Begitu banyak kesalahan yang perlu disesali, sebab kesalahan akan mengajarkan siapa-siapa menjadi lebih baik lagi
___________
Nada sengaja menunggu semua orang keluar dari kelas tepat setelah bel istirahat berbunyi, dia sedang mempersiapkan mentalnya untuk berbicara dengan seseorang.
Gadis itu benar-benar diam di kursinya, dia menarik napas sebelum tubuhnya beranjak dan mendorong kursinya ke belakang hingga menyentuh tembok—lalu melangkah cukup tergesa menghampiri seseorang yang sedang menunduk melangkah keluar kelas seraya menatap ponsel di tangannya.
"Zada!" seru Nada seraya memelankan langkahnya karena ia makin dekat dengan laki-laki itu.
Zada memalingkan fokusnya dari ponsel dan menoleh, dia menghentikan langkah setelah tahu yang memanggilnya adalah gadis itu. Segera Zada memasukan ponselnya ke saku celana, dia menyugar rambut, posisi mereka di dekat jendela kelas.
"Ada apa?" tanya Zada setelah gadis itu berhenti di depannya tanpa seulas senyum.
Gadis itu mengulurkan tangan, "Gue mau minta maaf sekaligus terima kasih."
Mata Zada menatap lekat eboni itu, dia membalas uluran tangan Nada dengan cepat. "Untuk apa?"
Setelah sesi salaman itu selesai Zada memasukan tangannya ke saku celana, sesekali dia menatap orang-orang yang melewati mereka—pun dengan Nada yang terlihat bingung, dia jarang sekali berhadapan dengan laki-laki.
"Buat kemarin karena gue ngeyel pas lo minta jangan ikut olahraga, dan terima kasihnya buat banyak hal sih." Gadis itu menyelipkan anak rambutnya ke belakang telinga.

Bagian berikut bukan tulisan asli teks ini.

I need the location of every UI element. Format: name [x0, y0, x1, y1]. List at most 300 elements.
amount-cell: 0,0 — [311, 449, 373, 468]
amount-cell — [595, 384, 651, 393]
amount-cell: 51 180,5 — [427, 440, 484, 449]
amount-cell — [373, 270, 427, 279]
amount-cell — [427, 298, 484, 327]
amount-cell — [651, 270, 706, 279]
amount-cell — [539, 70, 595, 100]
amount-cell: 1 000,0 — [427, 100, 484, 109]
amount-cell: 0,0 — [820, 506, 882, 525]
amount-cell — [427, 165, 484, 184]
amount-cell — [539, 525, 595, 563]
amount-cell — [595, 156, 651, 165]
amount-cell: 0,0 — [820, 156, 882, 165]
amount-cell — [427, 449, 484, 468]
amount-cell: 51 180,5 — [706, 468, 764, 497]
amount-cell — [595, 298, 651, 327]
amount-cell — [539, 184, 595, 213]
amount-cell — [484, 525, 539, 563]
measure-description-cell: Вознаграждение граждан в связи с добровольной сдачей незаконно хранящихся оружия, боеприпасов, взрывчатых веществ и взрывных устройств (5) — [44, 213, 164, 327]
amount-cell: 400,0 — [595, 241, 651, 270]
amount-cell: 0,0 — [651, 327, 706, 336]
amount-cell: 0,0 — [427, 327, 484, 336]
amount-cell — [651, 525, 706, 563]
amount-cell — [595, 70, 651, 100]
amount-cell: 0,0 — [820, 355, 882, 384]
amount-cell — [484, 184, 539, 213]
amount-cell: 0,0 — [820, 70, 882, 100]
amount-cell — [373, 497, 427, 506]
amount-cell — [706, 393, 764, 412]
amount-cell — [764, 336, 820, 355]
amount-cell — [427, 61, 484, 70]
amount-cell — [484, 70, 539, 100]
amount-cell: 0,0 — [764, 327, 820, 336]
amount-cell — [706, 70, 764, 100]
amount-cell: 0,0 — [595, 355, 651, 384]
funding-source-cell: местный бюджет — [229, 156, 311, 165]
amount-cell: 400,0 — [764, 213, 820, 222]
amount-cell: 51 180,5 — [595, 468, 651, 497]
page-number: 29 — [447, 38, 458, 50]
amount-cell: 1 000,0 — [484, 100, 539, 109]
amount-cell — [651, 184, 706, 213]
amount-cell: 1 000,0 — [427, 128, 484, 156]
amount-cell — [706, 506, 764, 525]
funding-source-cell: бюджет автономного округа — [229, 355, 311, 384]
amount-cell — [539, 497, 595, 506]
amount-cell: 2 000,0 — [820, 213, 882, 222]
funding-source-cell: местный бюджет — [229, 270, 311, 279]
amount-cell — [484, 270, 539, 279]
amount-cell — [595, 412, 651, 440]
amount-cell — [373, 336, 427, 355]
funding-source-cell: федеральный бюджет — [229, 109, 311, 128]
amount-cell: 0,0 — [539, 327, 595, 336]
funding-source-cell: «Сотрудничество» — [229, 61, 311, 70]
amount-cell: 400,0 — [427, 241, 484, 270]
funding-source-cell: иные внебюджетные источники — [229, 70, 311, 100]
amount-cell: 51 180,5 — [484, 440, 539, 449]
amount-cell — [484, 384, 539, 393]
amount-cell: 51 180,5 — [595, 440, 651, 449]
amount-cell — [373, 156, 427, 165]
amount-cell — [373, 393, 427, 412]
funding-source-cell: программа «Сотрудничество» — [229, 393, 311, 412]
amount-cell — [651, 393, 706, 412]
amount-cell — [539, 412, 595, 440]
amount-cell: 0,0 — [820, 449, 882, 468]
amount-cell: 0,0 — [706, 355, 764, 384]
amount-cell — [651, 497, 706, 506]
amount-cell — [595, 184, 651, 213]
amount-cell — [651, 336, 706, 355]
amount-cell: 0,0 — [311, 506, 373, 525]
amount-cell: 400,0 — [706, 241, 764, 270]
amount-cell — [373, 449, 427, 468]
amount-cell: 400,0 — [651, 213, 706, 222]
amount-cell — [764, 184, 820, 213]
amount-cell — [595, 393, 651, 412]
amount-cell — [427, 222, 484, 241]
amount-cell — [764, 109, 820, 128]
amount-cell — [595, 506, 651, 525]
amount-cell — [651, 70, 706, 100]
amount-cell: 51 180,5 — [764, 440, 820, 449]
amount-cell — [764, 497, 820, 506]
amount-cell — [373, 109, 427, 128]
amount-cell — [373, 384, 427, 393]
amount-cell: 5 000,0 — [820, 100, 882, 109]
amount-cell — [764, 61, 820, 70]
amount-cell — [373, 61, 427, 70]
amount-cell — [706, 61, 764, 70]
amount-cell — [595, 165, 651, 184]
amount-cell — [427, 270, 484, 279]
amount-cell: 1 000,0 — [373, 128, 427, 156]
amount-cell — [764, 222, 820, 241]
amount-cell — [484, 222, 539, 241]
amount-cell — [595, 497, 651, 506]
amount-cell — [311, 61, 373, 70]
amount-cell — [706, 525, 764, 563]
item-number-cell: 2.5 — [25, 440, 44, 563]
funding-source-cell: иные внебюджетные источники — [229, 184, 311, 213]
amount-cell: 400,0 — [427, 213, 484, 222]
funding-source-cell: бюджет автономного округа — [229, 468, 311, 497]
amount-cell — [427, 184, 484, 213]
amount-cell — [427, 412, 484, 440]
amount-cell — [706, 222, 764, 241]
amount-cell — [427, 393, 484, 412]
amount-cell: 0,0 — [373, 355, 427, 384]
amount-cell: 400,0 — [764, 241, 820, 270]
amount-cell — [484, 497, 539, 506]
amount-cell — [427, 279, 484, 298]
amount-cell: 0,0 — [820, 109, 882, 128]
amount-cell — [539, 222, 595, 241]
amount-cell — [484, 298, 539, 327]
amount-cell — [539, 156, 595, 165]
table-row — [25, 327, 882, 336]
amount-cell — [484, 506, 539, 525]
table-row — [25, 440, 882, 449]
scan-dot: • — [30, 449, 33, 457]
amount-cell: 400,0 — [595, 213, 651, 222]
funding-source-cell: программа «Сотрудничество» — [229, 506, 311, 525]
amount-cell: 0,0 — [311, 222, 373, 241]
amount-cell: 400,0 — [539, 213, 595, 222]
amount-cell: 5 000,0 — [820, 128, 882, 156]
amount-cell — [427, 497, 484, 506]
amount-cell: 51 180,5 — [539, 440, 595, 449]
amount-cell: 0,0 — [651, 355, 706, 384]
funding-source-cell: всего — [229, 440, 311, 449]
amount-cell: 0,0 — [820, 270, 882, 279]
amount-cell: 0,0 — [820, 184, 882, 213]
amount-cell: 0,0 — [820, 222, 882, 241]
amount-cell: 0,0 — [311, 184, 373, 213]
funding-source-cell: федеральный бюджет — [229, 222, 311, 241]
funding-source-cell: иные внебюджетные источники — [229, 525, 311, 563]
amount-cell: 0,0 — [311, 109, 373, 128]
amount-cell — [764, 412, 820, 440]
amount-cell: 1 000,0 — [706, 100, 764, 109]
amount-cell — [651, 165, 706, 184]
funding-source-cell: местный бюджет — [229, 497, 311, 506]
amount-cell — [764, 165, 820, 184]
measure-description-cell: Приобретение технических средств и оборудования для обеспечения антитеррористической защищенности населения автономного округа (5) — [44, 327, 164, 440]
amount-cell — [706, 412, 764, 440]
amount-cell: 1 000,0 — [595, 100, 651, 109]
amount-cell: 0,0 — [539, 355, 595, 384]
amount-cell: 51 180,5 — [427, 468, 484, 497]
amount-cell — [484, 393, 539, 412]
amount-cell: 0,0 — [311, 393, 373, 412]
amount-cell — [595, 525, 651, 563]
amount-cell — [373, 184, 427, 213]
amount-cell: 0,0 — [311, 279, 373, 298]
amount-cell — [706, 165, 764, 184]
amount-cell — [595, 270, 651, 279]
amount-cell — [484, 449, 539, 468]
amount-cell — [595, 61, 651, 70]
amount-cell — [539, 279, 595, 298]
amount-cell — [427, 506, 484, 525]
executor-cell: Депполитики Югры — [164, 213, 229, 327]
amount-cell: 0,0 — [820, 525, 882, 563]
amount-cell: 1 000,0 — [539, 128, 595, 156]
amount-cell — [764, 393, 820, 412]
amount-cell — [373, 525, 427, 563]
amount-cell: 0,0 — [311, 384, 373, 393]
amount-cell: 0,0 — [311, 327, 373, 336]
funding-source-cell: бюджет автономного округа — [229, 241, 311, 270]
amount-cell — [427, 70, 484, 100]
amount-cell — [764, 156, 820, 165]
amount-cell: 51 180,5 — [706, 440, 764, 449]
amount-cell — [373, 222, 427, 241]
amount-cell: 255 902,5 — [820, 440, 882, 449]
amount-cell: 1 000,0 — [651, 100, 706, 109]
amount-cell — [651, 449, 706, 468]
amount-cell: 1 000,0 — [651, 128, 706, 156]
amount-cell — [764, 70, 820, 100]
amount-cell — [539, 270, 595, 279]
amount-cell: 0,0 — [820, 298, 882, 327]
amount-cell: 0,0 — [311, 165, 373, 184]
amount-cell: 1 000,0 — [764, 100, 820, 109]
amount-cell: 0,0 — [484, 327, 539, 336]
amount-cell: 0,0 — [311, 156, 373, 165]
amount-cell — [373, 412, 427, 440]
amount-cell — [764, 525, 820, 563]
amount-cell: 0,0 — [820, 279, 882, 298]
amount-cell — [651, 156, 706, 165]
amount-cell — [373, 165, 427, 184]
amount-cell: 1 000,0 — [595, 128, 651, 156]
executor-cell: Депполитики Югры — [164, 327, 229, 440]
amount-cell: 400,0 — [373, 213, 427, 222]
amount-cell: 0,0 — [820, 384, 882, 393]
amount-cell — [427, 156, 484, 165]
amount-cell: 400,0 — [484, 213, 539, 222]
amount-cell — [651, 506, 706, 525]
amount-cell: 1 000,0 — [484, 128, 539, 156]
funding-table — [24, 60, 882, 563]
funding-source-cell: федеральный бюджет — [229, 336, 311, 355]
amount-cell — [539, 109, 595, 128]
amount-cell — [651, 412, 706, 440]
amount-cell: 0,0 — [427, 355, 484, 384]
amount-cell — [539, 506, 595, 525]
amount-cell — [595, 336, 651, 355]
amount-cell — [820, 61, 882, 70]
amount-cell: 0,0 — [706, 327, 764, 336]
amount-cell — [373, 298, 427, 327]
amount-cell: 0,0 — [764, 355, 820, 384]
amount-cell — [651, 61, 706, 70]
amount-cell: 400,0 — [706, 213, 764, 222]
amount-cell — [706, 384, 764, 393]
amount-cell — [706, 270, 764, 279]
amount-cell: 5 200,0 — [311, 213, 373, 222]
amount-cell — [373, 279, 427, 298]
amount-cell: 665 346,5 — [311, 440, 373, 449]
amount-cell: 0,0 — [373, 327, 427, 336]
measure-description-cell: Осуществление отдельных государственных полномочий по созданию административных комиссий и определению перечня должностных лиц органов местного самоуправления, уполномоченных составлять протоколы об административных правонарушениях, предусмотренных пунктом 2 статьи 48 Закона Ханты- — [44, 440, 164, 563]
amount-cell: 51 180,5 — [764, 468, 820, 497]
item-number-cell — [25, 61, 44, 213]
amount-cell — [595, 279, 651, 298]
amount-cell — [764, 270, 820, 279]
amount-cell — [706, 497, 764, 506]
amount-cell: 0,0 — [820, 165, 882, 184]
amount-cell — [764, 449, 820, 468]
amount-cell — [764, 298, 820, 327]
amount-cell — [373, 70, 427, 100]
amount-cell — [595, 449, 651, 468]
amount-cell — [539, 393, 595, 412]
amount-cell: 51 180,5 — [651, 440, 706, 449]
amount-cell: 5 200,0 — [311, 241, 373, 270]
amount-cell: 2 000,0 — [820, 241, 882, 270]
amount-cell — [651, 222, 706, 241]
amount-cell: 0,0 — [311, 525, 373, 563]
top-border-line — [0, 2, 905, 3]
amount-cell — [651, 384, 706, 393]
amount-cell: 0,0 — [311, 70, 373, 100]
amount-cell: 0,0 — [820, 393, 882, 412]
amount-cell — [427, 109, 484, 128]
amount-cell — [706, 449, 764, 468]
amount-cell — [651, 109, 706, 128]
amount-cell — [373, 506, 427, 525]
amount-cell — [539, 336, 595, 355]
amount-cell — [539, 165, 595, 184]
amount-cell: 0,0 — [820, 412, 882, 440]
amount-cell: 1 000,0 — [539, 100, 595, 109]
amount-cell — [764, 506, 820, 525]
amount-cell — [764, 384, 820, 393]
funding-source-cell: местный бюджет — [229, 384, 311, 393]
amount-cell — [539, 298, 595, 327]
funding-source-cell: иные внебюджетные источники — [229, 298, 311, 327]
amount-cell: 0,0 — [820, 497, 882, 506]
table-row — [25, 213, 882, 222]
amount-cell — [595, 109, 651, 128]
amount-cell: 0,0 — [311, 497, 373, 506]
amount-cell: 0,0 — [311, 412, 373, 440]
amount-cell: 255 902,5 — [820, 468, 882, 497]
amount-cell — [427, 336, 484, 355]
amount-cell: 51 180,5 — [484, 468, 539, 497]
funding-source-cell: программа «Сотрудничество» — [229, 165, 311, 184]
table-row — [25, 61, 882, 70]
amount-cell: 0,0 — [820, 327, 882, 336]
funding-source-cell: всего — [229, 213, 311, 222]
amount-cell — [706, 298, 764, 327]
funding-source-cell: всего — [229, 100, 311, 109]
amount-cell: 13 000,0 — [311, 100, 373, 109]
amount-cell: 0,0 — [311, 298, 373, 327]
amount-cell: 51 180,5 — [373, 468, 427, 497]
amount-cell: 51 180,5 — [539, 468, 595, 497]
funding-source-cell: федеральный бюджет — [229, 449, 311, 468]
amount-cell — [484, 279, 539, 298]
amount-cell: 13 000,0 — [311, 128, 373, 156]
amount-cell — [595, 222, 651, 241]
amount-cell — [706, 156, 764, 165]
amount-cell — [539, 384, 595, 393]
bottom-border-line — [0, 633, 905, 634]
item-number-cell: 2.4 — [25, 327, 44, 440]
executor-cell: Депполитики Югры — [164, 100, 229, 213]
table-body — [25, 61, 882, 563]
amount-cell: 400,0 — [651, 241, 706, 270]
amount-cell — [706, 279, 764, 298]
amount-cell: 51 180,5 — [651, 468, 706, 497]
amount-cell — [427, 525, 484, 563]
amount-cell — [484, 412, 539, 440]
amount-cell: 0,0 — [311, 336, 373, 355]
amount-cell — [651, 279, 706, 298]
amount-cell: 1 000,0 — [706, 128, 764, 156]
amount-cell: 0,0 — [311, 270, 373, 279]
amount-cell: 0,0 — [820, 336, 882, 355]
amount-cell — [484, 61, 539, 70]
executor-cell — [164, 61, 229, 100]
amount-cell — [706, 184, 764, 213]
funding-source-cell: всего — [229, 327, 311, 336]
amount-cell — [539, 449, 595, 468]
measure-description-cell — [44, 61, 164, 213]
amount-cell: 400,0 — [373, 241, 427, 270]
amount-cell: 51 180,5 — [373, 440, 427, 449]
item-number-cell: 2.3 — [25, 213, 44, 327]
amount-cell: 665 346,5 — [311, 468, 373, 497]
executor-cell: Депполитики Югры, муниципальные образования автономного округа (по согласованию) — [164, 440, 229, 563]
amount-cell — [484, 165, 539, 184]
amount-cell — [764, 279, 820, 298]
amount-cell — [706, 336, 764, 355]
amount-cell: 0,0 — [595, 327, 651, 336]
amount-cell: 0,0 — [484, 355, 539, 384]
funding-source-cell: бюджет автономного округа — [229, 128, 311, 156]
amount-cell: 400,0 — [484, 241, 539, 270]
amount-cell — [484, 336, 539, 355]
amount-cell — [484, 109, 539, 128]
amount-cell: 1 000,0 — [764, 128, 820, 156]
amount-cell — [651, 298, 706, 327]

"Banyak? Apa yang banyak?"
"Banyak bantuin gue, makasih."
"Sama-sama."
Untuk sejenak keduanya saling membisu, atmosfer keheningan mereka begitu terasa meski banyak anak yang bolak-balik melewati mereka, tapi seakan ruang itu hanya milik mereka. Tak ada bayangan orang lain yang lewat dan hanya keduanya yang kini terjebak kegugupan untuk saling melempar kosa kata lagi. Jika Nada terus saja menunduk atau sebisa mungkin tak berbalas pandang dengan terus melihat ke arah lain, beda halnya dengan Zada, dia justru menatap lurus gadis di depannya seolah senang menikmati momen itu.
"Ada lagi?" tanya Zada memecah kebisuan antara mereka, dia menyugar rambutnya lagi penuh pesona.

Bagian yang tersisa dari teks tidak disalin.